The magazine lists and bemoans examples, most notably one from the country it credits with underpinning globalism: the United States. In particular, it cites the Made-in-America provisions of the Inflation Reduction Act, which it says have “started a dangerous spiral of protectionism worldwide.” Some of this grumbling was already in whispered talks between Washington and western capitals too And there were echoes in Davos about the implications for internationalism, which could make solving transnational challenges like climate change even more daunting.
As The Economist put it: “A final concern is that the more widespread economic conflicts, the more difficult it becomes to solve problems that require global cooperation. … If countries cannot work together to address some problems, they will be impossible to solve and the world will suffer accordingly.”
the world acc Jan Bremer, president of Eurasia Group, a political risk and research consultancy, is already in a “geopolitical recession.” There is also a global premonition about an economic one. And yet Bremmer from the WEF said in an interview that the mood in Davos was “moderately optimistic compared to what you see in the headlines about the state of the world economy”.

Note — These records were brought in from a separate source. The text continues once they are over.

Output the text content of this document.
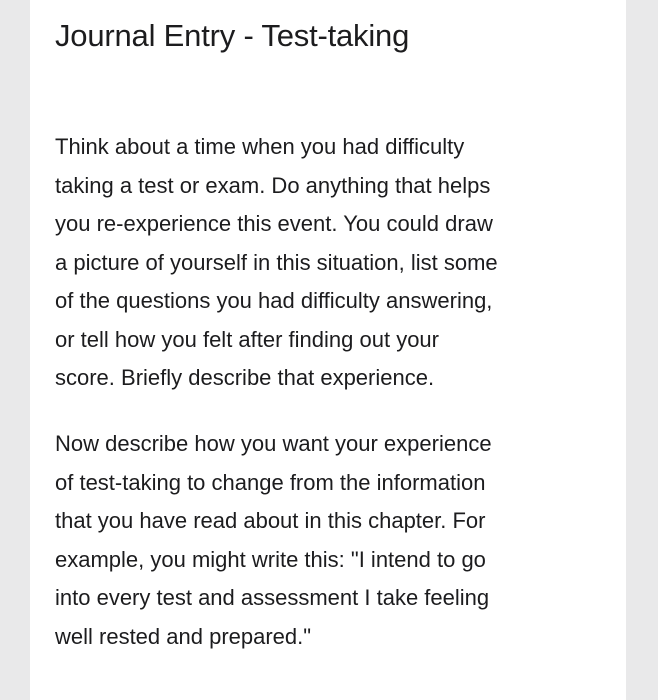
Journal Entry - Test-taking

Think about a time when you had difficulty
taking a test or exam. Do anything that helps
you re-experience this event. You could draw
a picture of yourself in this situation, list some
of the questions you had difficulty answering,
or tell how you felt after finding out your
score. Briefly describe that experience.

Now describe how you want your experience
of test-taking to change from the information
that you have read about in this chapter. For
example, you might write this: "I intend to go
into every test and assessment I take feeling
well rested and prepared."
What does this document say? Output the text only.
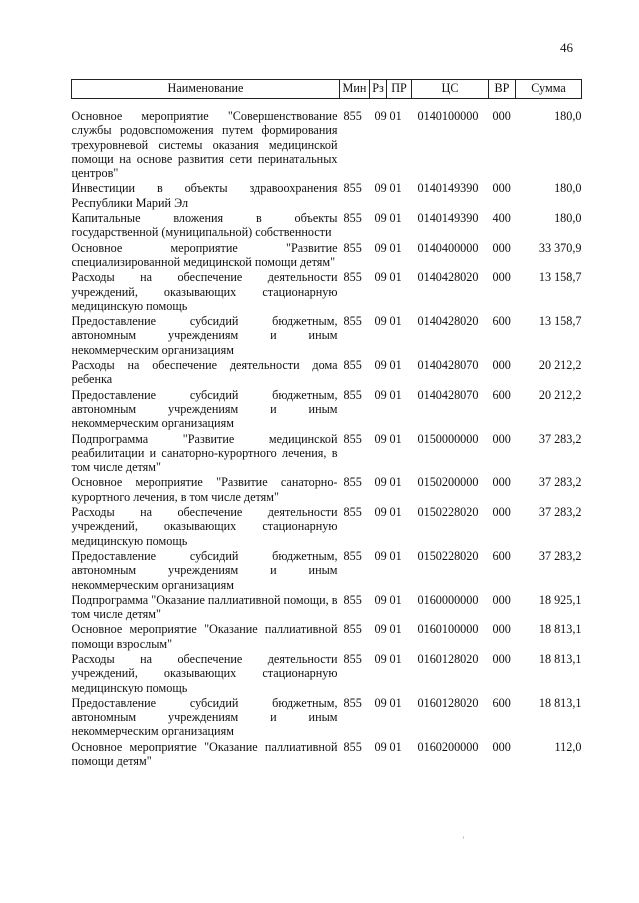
46
Наименование	Мин	Рз	ПР	ЦС	ВР	Сумма

Основное мероприятие "Совершенствование службы родовспоможения путем формирования трехуровневой системы оказания медицинской помощи на основе развития сети перинатальных центров"	855	09	01	0140100000	000	180,0
Инвестиции в объекты здравоохранения Республики Марий Эл	855	09	01	0140149390	000	180,0
Капитальные вложения в объекты государственной (муниципальной) собственности	855	09	01	0140149390	400	180,0
Основное мероприятие "Развитие специализированной медицинской помощи детям"	855	09	01	0140400000	000	33 370,9
Расходы на обеспечение деятельности учреждений, оказывающих стационарную медицинскую помощь	855	09	01	0140428020	000	13 158,7
Предоставление субсидий бюджетным, автономным учреждениям и иным некоммерческим организациям	855	09	01	0140428020	600	13 158,7
Расходы на обеспечение деятельности дома ребенка	855	09	01	0140428070	000	20 212,2
Предоставление субсидий бюджетным, автономным учреждениям и иным некоммерческим организациям	855	09	01	0140428070	600	20 212,2
Подпрограмма "Развитие медицинской реабилитации и санаторно-курортного лечения, в том числе детям"	855	09	01	0150000000	000	37 283,2
Основное мероприятие "Развитие санаторно-курортного лечения, в том числе детям"	855	09	01	0150200000	000	37 283,2
Расходы на обеспечение деятельности учреждений, оказывающих стационарную медицинскую помощь	855	09	01	0150228020	000	37 283,2
Предоставление субсидий бюджетным, автономным учреждениям и иным некоммерческим организациям	855	09	01	0150228020	600	37 283,2
Подпрограмма "Оказание паллиативной помощи, в том числе детям"	855	09	01	0160000000	000	18 925,1
Основное мероприятие "Оказание паллиативной помощи взрослым"	855	09	01	0160100000	000	18 813,1
Расходы на обеспечение деятельности учреждений, оказывающих стационарную медицинскую помощь	855	09	01	0160128020	000	18 813,1
Предоставление субсидий бюджетным, автономным учреждениям и иным некоммерческим организациям	855	09	01	0160128020	600	18 813,1
Основное мероприятие "Оказание паллиативной помощи детям"	855	09	01	0160200000	000	112,0
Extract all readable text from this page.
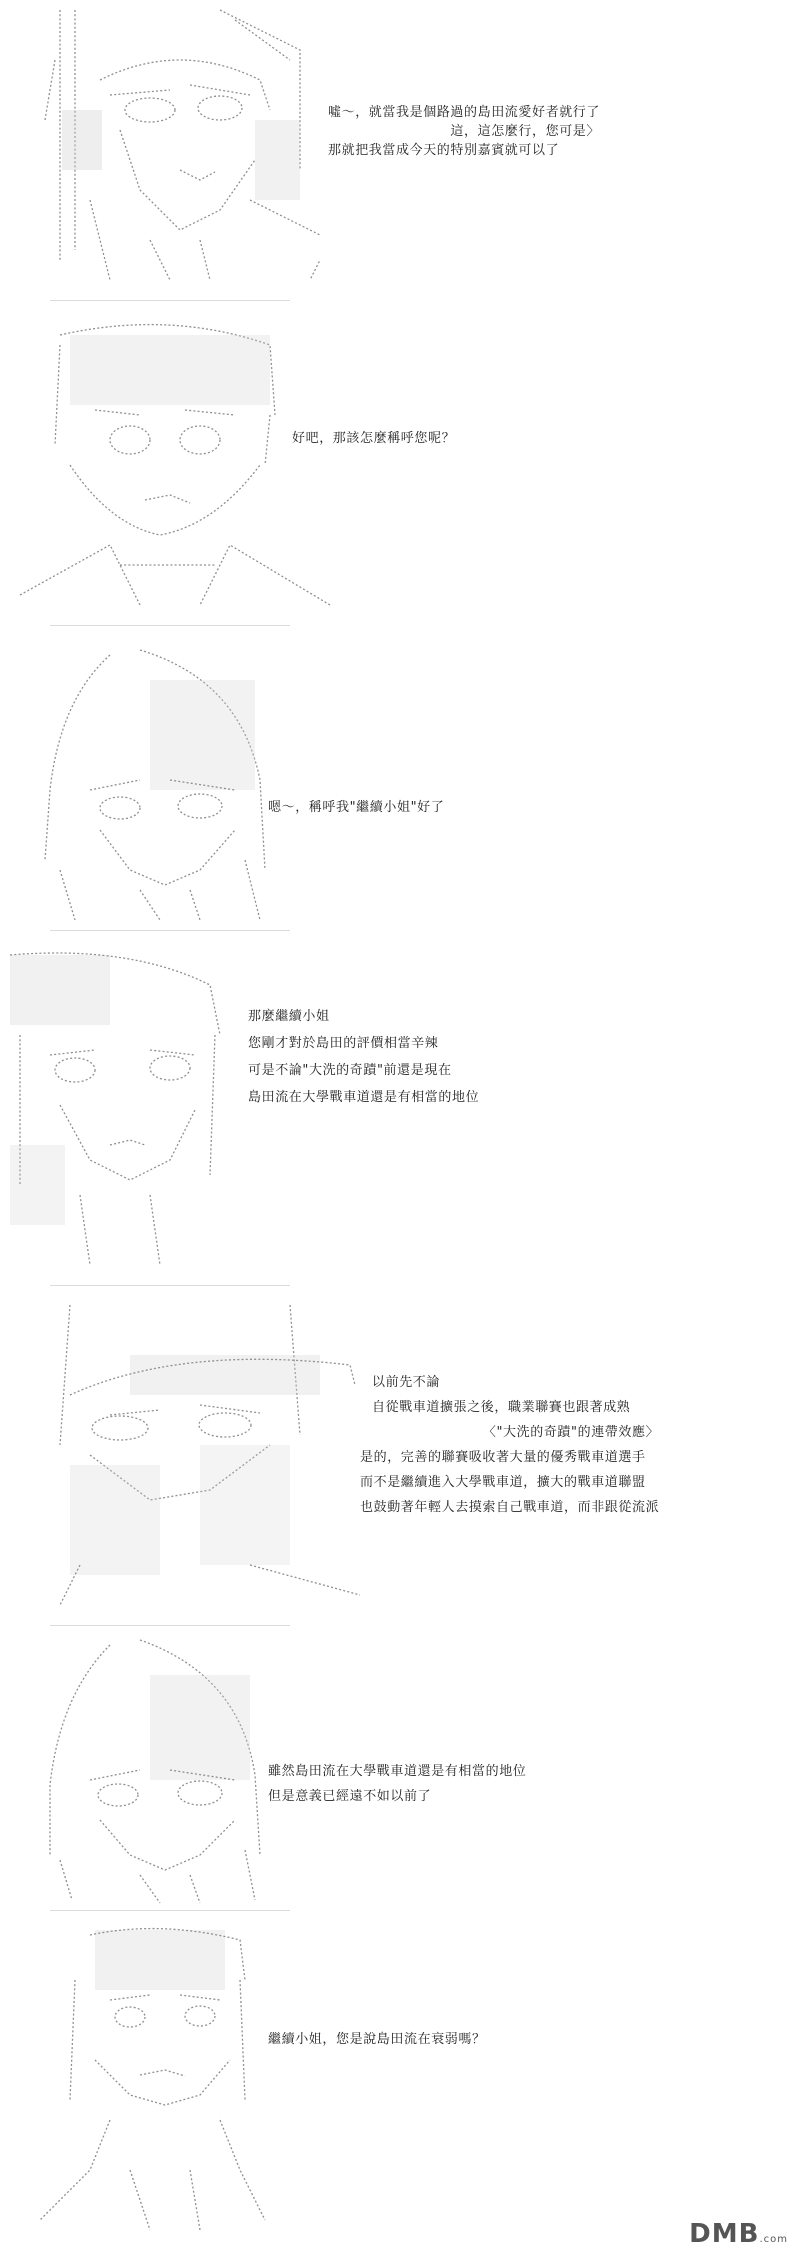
噓～，就當我是個路過的島田流愛好者就行了
這，這怎麼行，您可是〉
那就把我當成今天的特別嘉賓就可以了
好吧，那該怎麼稱呼您呢？
嗯～，稱呼我"繼續小姐"好了
那麼繼續小姐
您剛才對於島田的評價相當辛辣
可是不論"大洗的奇蹟"前還是現在
島田流在大學戰車道還是有相當的地位
以前先不論
自從戰車道擴張之後，職業聯賽也跟著成熟
〈"大洗的奇蹟"的連帶效應〉
是的，完善的聯賽吸收著大量的優秀戰車道選手
而不是繼續進入大學戰車道，擴大的戰車道聯盟
也鼓動著年輕人去摸索自己戰車道，而非跟從流派
雖然島田流在大學戰車道還是有相當的地位
但是意義已經遠不如以前了
繼續小姐，您是說島田流在衰弱嗎？
DMB.com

And yet “there is tremendous concern on the geopolitical side,” he said, “with uncertainty and the realization that no one has the resources to respond. And that’s especially true with regard to the Russian invasion of Ukraine and the location of the war. But it’s also true in a broader sense: this polarization that we’re seeing, the idea that the World Economic Forum is saying that fragmentation is their main concern, that is exactly the opposite of what the West is trying to achieve for everyone these years.”
What the West and the world need to do about climate change is ecologically, economically and geopolitically imperative. “Everyone understands it, everyone invests in it,” said Bremmer. “And yet the reactions are predominantly national, they are at the local, sovereign level.” Although the challenge is global, he added: “They don’t really have a global answer. How can you talk about globalization – it’s the most obvious global challenge out there – which is only met with a primarily national response?”
Klammer’s “Siegesrausch” performance captured Alpine identity perfectly, but it wasn’t the only – or even the most memorable – “Wide World of Sports” ski scene. That moment belonged to Vinko Bogataj, a ski jumper from Yugoslavia who was competing in West Germany (two Cold War-era country constructs that have evolved into today’s hot war over Ukraine).
Bogataj was as brave as Klammer but not as successful, and his wicked wipeout became the coda to the thrill of victory: “The Agony of Defeat”. It’s an outcome the Alps, let alone the world, cannot afford in view of the global cohesion needed in climate change.